Synopses & Reviews
Meet Benoît Courrèges, aka Bruno, a policeman in a small village in the South of France. He’s a former soldier who has embraced the pleasures and slow rhythms of country life. He has a gun but never wears it; he has the power to arrest but never uses it. But then the murder of an elderly North African who fought in the French army changes all that. Now Bruno must balance his beloved routines—living in his restored shepherd’s cottage, shopping at the local market, drinking wine, strolling the countryside—with a politically delicate investigation. He’s paired with a young policewoman from Paris and the two suspect anti-immigrant militants. As they learn more about the dead man’s past, Bruno’s suspicions turn toward a more complex motive.
About the Author
Martin Walker is the senior director of the Global Business Policy Council and editor emeritus and international affairs columnist at United Press International.
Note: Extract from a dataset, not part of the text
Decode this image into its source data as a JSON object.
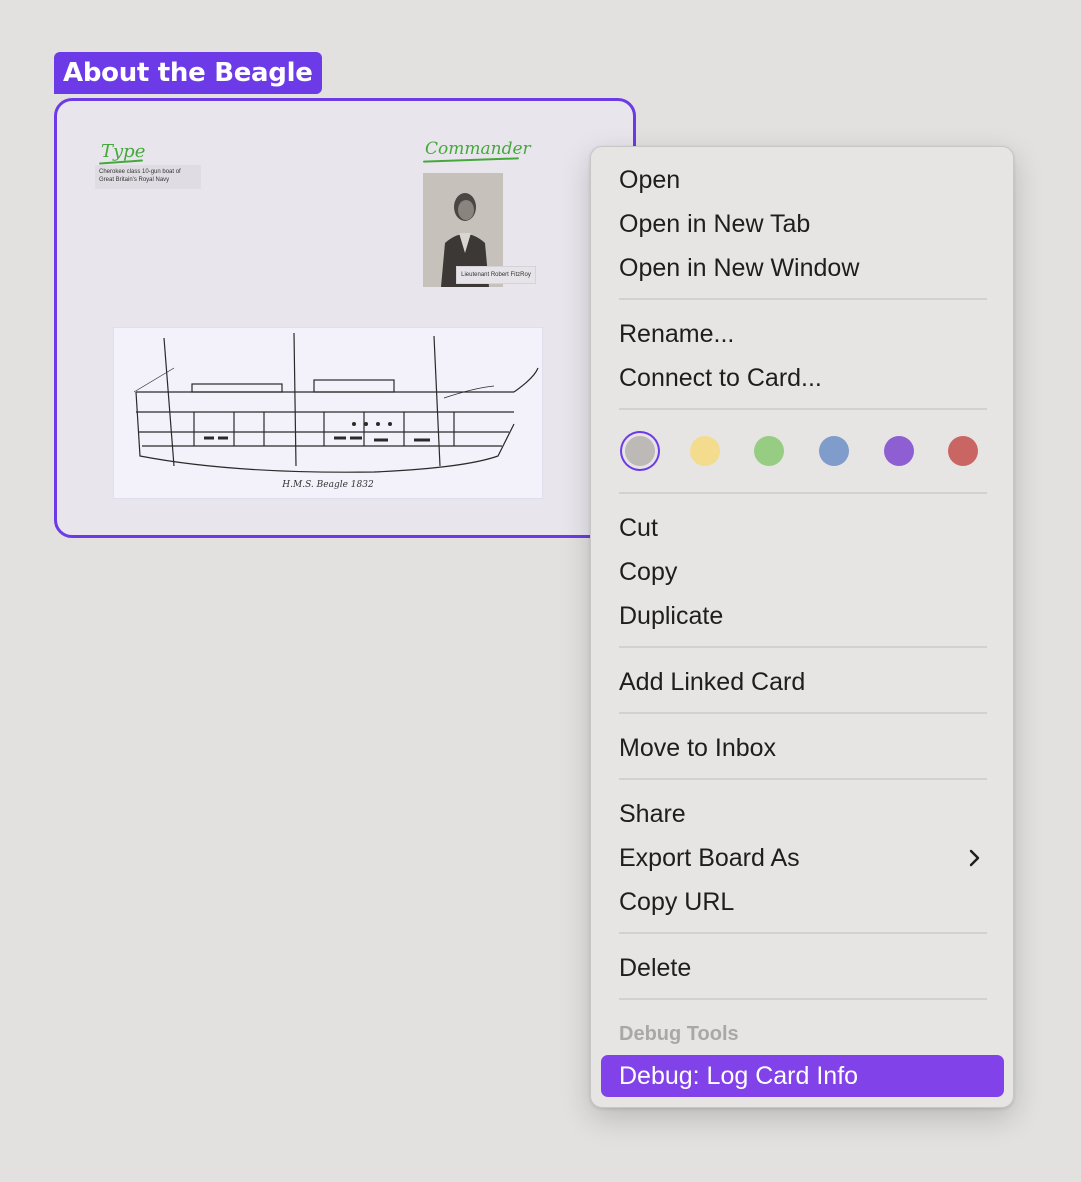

Formerly Moscow and U.S. bureau chief for Britain’s The Guardian, he is also a senior scholar at the Woodrow Wilson International Center for Scholars in Washington, D.C. His books include The Cold War: A History, a New York Times Notable Book and short-listed for the Whitbread Book of the Year Prize, and The Caves of Périgord, a novel. He has written for The New York Times, The New Yorker, and The Times Literary Supplement. He lives in Washington, D.C., and the southwest of France.